Resenha Diária produzida pela ASCOM/MD
Valor Econômico
O ex-ministro da Defesa Nelson Jobim caiu na quinta-feira, mas sua sorte estava anunciada desde que Dilma Rousseff foi eleita presidente. A mineira Dilma não tinha o gaúcho Jobim na mesma conta em que o tinha o ex-presidente Luiz Inácio Lula da Silva. Dilma, por exemplo, não convidou Jobim para o novo governo; perguntou se ele gostaria de ficar e aparentemente se irritou com a resposta do gaúcho, de que cargo de ministro era escolha do presidente e não cabia a ele querer ou não ficar.
Começou assim, mal, uma relação de trabalho presidente-ministro que nos seis meses seguintes se revelaria mais eficiente. Dilma resolveu manter Jobim por motivos bem pragmáticos: desde a criação do Ministério da Defesa, em 1999, Jobim fora o único de meia dúzia de ministros civis que por lá passaram a conseguir dar funcionalidade à nova pasta.

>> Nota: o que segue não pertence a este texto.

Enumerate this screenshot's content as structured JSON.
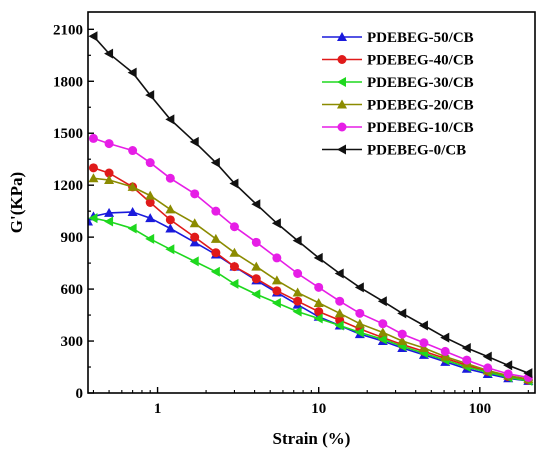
{
  "chart_data": {
    "type": "line",
    "title": "",
    "xlabel": "Strain (%)",
    "ylabel": "G'(KPa)",
    "x_scale": "log",
    "xlim": [
      0.37,
      220
    ],
    "ylim": [
      0,
      2200
    ],
    "x_ticks": [
      1,
      10,
      100
    ],
    "x_tick_labels": [
      "1",
      "10",
      "100"
    ],
    "y_ticks": [
      0,
      300,
      600,
      900,
      1200,
      1500,
      1800,
      2100
    ],
    "y_tick_labels": [
      "0",
      "300",
      "600",
      "900",
      "1200",
      "1500",
      "1800",
      "2100"
    ],
    "grid": false,
    "legend_position": "top-right",
    "series": [
      {
        "name": "PDEBEG-50/CB",
        "color": "#1a1adc",
        "marker": "triangle-up",
        "x": [
          0.37,
          0.4,
          0.5,
          0.7,
          0.9,
          1.2,
          1.7,
          2.3,
          3.0,
          4.1,
          5.5,
          7.4,
          10,
          13.5,
          18,
          25,
          33,
          45,
          61,
          83,
          112,
          150,
          200
        ],
        "y": [
          990,
          1020,
          1040,
          1045,
          1010,
          950,
          870,
          800,
          730,
          650,
          580,
          510,
          440,
          390,
          340,
          300,
          260,
          220,
          180,
          140,
          110,
          85,
          70
        ]
      },
      {
        "name": "PDEBEG-40/CB",
        "color": "#e01a1a",
        "marker": "circle",
        "x": [
          0.4,
          0.5,
          0.7,
          0.9,
          1.2,
          1.7,
          2.3,
          3.0,
          4.1,
          5.5,
          7.4,
          10,
          13.5,
          18,
          25,
          33,
          45,
          61,
          83,
          112,
          150,
          200
        ],
        "y": [
          1300,
          1270,
          1190,
          1100,
          1000,
          900,
          810,
          730,
          660,
          590,
          530,
          470,
          420,
          370,
          320,
          280,
          240,
          200,
          160,
          125,
          95,
          75
        ]
      },
      {
        "name": "PDEBEG-30/CB",
        "color": "#1ed81e",
        "marker": "triangle-left",
        "x": [
          0.4,
          0.5,
          0.7,
          0.9,
          1.2,
          1.7,
          2.3,
          3.0,
          4.1,
          5.5,
          7.4,
          10,
          13.5,
          18,
          25,
          33,
          45,
          61,
          83,
          112,
          150,
          200
        ],
        "y": [
          1010,
          990,
          950,
          890,
          830,
          760,
          700,
          630,
          570,
          520,
          470,
          430,
          390,
          350,
          310,
          270,
          230,
          190,
          150,
          120,
          90,
          70
        ]
      },
      {
        "name": "PDEBEG-20/CB",
        "color": "#8b8b00",
        "marker": "triangle-up",
        "x": [
          0.4,
          0.5,
          0.7,
          0.9,
          1.2,
          1.7,
          2.3,
          3.0,
          4.1,
          5.5,
          7.4,
          10,
          13.5,
          18,
          25,
          33,
          45,
          61,
          83,
          112,
          150,
          200
        ],
        "y": [
          1240,
          1230,
          1190,
          1140,
          1060,
          980,
          890,
          810,
          730,
          650,
          580,
          520,
          460,
          400,
          350,
          300,
          260,
          210,
          170,
          130,
          100,
          80
        ]
      },
      {
        "name": "PDEBEG-10/CB",
        "color": "#e61ee6",
        "marker": "circle",
        "x": [
          0.4,
          0.5,
          0.7,
          0.9,
          1.2,
          1.7,
          2.3,
          3.0,
          4.1,
          5.5,
          7.4,
          10,
          13.5,
          18,
          25,
          33,
          45,
          61,
          83,
          112,
          150,
          200
        ],
        "y": [
          1470,
          1440,
          1400,
          1330,
          1240,
          1150,
          1050,
          960,
          870,
          780,
          690,
          610,
          530,
          460,
          400,
          340,
          290,
          240,
          190,
          145,
          110,
          90
        ]
      },
      {
        "name": "PDEBEG-0/CB",
        "color": "#111111",
        "marker": "triangle-left",
        "x": [
          0.4,
          0.5,
          0.7,
          0.9,
          1.2,
          1.7,
          2.3,
          3.0,
          4.1,
          5.5,
          7.4,
          10,
          13.5,
          18,
          25,
          33,
          45,
          61,
          83,
          112,
          150,
          200
        ],
        "y": [
          2060,
          1960,
          1850,
          1720,
          1580,
          1450,
          1330,
          1210,
          1090,
          980,
          880,
          780,
          690,
          610,
          530,
          460,
          390,
          320,
          260,
          210,
          160,
          115
        ]
      }
    ]
  }
}
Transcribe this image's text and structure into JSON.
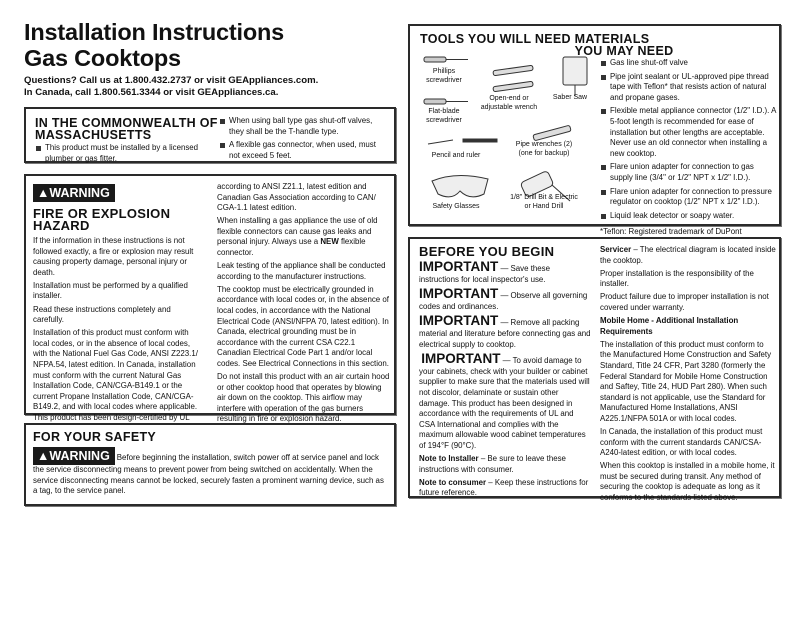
{
  "header": {
    "title_line1": "Installation Instructions",
    "title_line2": "Gas Cooktops",
    "contact_us": "Questions? Call us at 1.800.432.2737 or visit GEAppliances.com.",
    "contact_ca": "In Canada, call 1.800.561.3344 or visit GEAppliances.ca."
  },
  "massachusetts": {
    "title": "IN THE COMMONWEALTH OF MASSACHUSETTS",
    "items": [
      "This product must be installed by a licensed plumber or gas fitter.",
      "When using ball type gas shut-off valves, they shall be the T-handle type.",
      "A flexible gas connector, when used, must not exceed 5 feet."
    ]
  },
  "warning": {
    "badge": "WARNING",
    "title": "FIRE OR EXPLOSION HAZARD",
    "col1": [
      "If the information in these instructions is not followed exactly, a fire or explosion may result causing property damage, personal injury or death.",
      "Installation must be performed by a qualified installer.",
      "Read these instructions completely and carefully.",
      "Installation of this product must conform with local codes, or in the absence of local codes, with the National Fuel Gas Code, ANSI Z223.1/ NFPA.54, latest edition. In Canada, installation must conform with the current Natural Gas Installation Code, CAN/CGA-B149.1 or the current Propane Installation Code, CAN/CGA-B149.2, and with local codes where applicable. This product has been design-certified by UL"
    ],
    "col2_p1": "according to ANSI Z21.1, latest edition and Canadian Gas Association according to CAN/ CGA-1.1 latest edition.",
    "col2_p2_pre": "When installing a gas appliance the use of old flexible connectors can cause gas leaks and personal injury. Always use a ",
    "col2_p2_bold": "NEW",
    "col2_p2_post": " flexible connector.",
    "col2_rest": [
      "Leak testing of the appliance shall be conducted according to the manufacturer instructions.",
      "The cooktop must be electrically grounded in accordance with local codes or, in the absence of local codes, in accordance with the National Electrical Code (ANSI/NFPA 70, latest edition). In Canada, electrical grounding must be in accordance with the current CSA C22.1 Canadian Electrical Code Part 1 and/or local codes. See Electrical Connections in this section.",
      "Do not install this product with an air curtain hood or other cooktop hood that operates by blowing air down on the cooktop. This airflow may interfere with operation of the gas burners resulting in fire or explosion hazard."
    ]
  },
  "safety": {
    "title": "FOR YOUR SAFETY",
    "badge": "WARNING",
    "text": "Before beginning the installation, switch power off at service panel and lock the service disconnecting means to prevent power from being switched on accidentally. When the service disconnecting means cannot be locked, securely fasten a prominent warning device, such as a tag, to the service panel."
  },
  "tools": {
    "title": "TOOLS YOU WILL NEED",
    "labels": [
      "Phillips screwdriver",
      "Flat-blade screwdriver",
      "Open-end or adjustable wrench",
      "Saber Saw",
      "Pencil and ruler",
      "Pipe wrenches (2) (one for backup)",
      "Safety Glasses",
      "1/8\" Drill Bit & Electric or Hand Drill"
    ]
  },
  "materials": {
    "title": "MATERIALS YOU MAY NEED",
    "items": [
      "Gas line shut-off valve",
      "Pipe joint sealant or UL-approved pipe thread tape with Teflon* that resists action of natural and propane gases.",
      "Flexible metal appliance connector (1/2\" I.D.). A 5-foot length is recommended for ease of installation but other lengths are acceptable. Never use an old connector when installing a new cooktop.",
      "Flare union adapter for connection to gas supply line (3/4\" or 1/2\" NPT x 1/2\" I.D.).",
      "Flare union adapter for connection to pressure regulator on cooktop (1/2\" NPT x 1/2\" I.D.).",
      "Liquid leak detector or soapy water."
    ],
    "footnote": "*Teflon: Registered trademark of DuPont"
  },
  "before": {
    "title": "BEFORE YOU BEGIN",
    "important": "IMPORTANT",
    "imp_items": [
      "— Save these instructions for local inspector's use.",
      "— Observe all governing codes and ordinances.",
      "— Remove all packing material and literature before connecting gas and electrical supply to cooktop.",
      "— To avoid damage to your cabinets, check with your builder or cabinet supplier to make sure that the materials used will not discolor, delaminate or sustain other damage. This product has been designed in accordance with the requirements of UL and CSA International and complies with the maximum allowable wood cabinet temperatures of 194°F (90°C)."
    ],
    "note_installer_label": "Note to Installer",
    "note_installer": " – Be sure to leave these instructions with consumer.",
    "note_consumer_label": "Note to consumer",
    "note_consumer": " – Keep these instructions for future reference.",
    "servicer_label": "Servicer",
    "servicer": " – The electrical diagram is located inside the cooktop.",
    "p_install": "Proper installation is the responsibility of the installer.",
    "p_failure": "Product failure due to improper installation is not covered under warranty.",
    "mobile_title": "Mobile Home - Additional Installation Requirements",
    "mobile": [
      "The installation of this product must conform to the Manufactured Home Construction and Safety Standard, Title 24 CFR, Part 3280 (formerly the Federal Standard for Mobile Home Construction and Saftey, Title 24, HUD Part 280). When such standard is not applicable, use the Standard for Manufactured Home Installations, ANSI A225.1/NFPA 501A or with local codes.",
      "In Canada, the installation of this product must conform with the current standards CAN/CSA-A240-latest edition, or with local codes.",
      "When this cooktop is installed in a mobile home, it must be secured during transit. Any method of securing the cooktop is adequate as long as it conforms to the standards listed above."
    ]
  }
}
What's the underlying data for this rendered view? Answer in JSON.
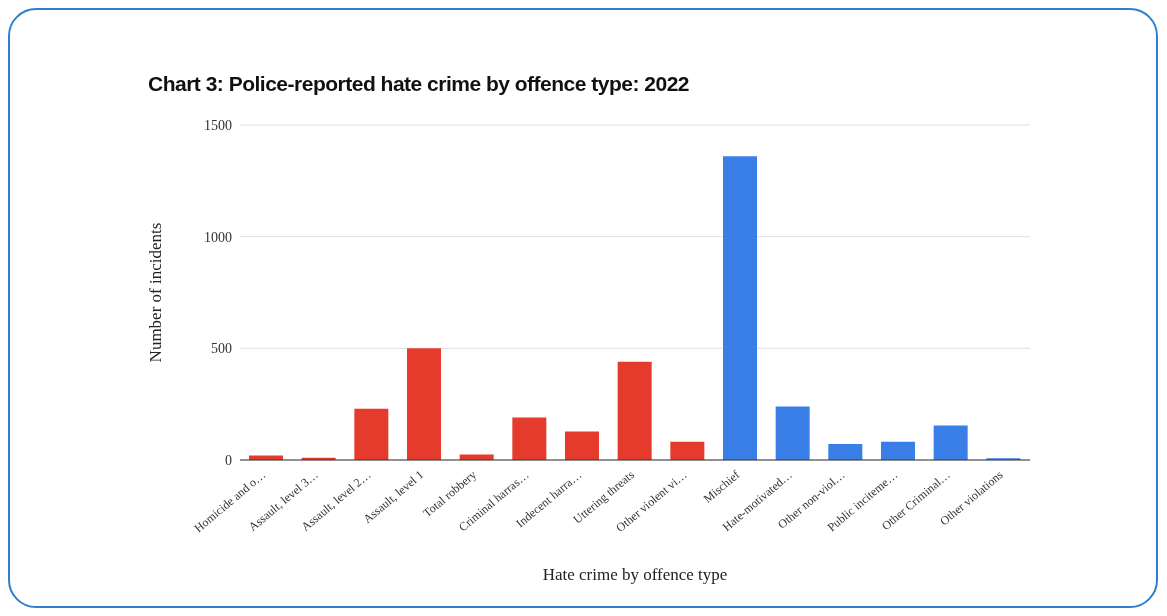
{
  "chart_data": {
    "type": "bar",
    "title": "Chart 3: Police-reported hate crime by offence type: 2022",
    "xlabel": "Hate crime by offence type",
    "ylabel": "Number of incidents",
    "categories": [
      "Homicide and o…",
      "Assault, level 3…",
      "Assault, level 2…",
      "Assault, level 1",
      "Total robbery",
      "Criminal harras…",
      "Indecent harra…",
      "Uttering threats",
      "Other violent vi…",
      "Mischief",
      "Hate-motivated…",
      "Other non-viol…",
      "Public inciteme…",
      "Other Criminal…",
      "Other violations"
    ],
    "values": [
      20,
      10,
      230,
      500,
      25,
      190,
      128,
      440,
      82,
      1360,
      240,
      72,
      82,
      154,
      8
    ],
    "colors": [
      "#e53b2c",
      "#e53b2c",
      "#e53b2c",
      "#e53b2c",
      "#e53b2c",
      "#e53b2c",
      "#e53b2c",
      "#e53b2c",
      "#e53b2c",
      "#3a7ee8",
      "#3a7ee8",
      "#3a7ee8",
      "#3a7ee8",
      "#3a7ee8",
      "#3a7ee8"
    ],
    "ylim": [
      0,
      1500
    ],
    "yticks": [
      0,
      500,
      1000,
      1500
    ],
    "grid": "y"
  }
}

Isso só ocorreu porque Jobim decidiu levar adiante o objetivo institucional do Ministério de subordinar o poder militar ao poder civil, algo inédito na história da República, que, como se sabe, já nasceu sob o signo das baionetas. Jurista - foi presidente do Supremo Tribunal Federal -, ensinou aos militares a ganhar sabendo usar mais os atalhos da Justiça do que a força; político, sabia que só comandaria se tivesse controle sobre o Orçamento das Forças Armadas, sobre o qual, antes, cada uma delas - Exército, Marinha e Aeronáutica - tinha autonomia.
Quando o ex-vice-presidente José Alencar era ministro da Defesa, Lula não tinha problema com os militares porque cada Força cuidava de seus assuntos e não era necessário perturbar o presidente. Com Jobim, o presidente também não se incomodava porque os militares, enfim, tinham um comandante civil que respeitavam, que cobrava da esquerda tanto quanto da ala radical do Exército. Foi elaborada uma Estratégia Nacional de Defesa - aprovada no Congresso e tornada pública, exemplo raro de transparência.
Evidentemente que Jobim foi ajudado pelo período de bonança econômica do governo Lula e pode negociar melhores salários para os militares, motivo e pretexto histórico de inquietação na caserna. Isso sem falar num bilionário plano de modernização bélica, que bem ou mal anda no Exército e na Marinha e está travado na FAB (a compra dos novos caças, agora prevista para 2012). O desafio do novo ministro é o de consolidar esse legado.
Trata-se de um desafio difícil, mesmo sendo reconhecida a capacidade de negociação de Celso Amorim, ex-chanceler de Lula e agora o homem da Defesa de Dilma. Difícil porque Jobim sai num momento particularmente complexo no que se refere à lógica institucional de submeter o poder militar ao poder civil. O nó da discórdia é a instalação da Comissão Nacional da Verdade, destinada a investigar os crimes contra os direitos humanos praticados no regime militar.
É uma questão sensível. O Supremo Tribunal Federal decidiu que a anistia é recíproca. Portanto, autores de eventuais crimes confessados no âmbito da comissão não poderão ser responsabilizados por eles judicialmente. O militar que matou um guerrilheiro no Araguaia, por exemplo. Nesses termos é que Jobim negociou a instalação da comissão com os militares, enquanto o ex-deputado José Genoíno, ele mesmo um sobrevivente do Araguaia, costurava o acordo com o "outro lado".
Com os partidos de oposição já havia uma espécie de acordo "implícito", paralisado com a demissão de Jobim. A extrema direita militar jamais quis a comissão, mas está sem fazer barulho. E parte da esquerda voltou a exigir a punição dos autores de crimes praticados contra os direitos humanos, o que pode levar a discussão novamente a um impasse. O Plano Nacional de Direitos Humanos custou a cabeça de um general e o acordo de que a comissão se limitaria à recuperação da memória e à reparação das famílias atingidas.
O Brasil não julgou seus generais golpistas, como fizeram nossos vizinhos. A informação sobre o destino dos desaparecidos é o mínimo que o Estado deve a suas famílias. Se o ministro levar a negociação a bom termo, terá prestado melhores serviços do que ao ajudar a costurar o inútil e midiático acordo com os aiatolás de Teerã. Para mediar assuntos tão sensíveis e que dividem o próprio governo, ele terá, também, que dispensar ferramentas ideológicas que alavancaram a política externa no governo Lula, executada com o apoio do presidente, mas certamente sob a inspiração, formulação e integral responsabilidade do ministro.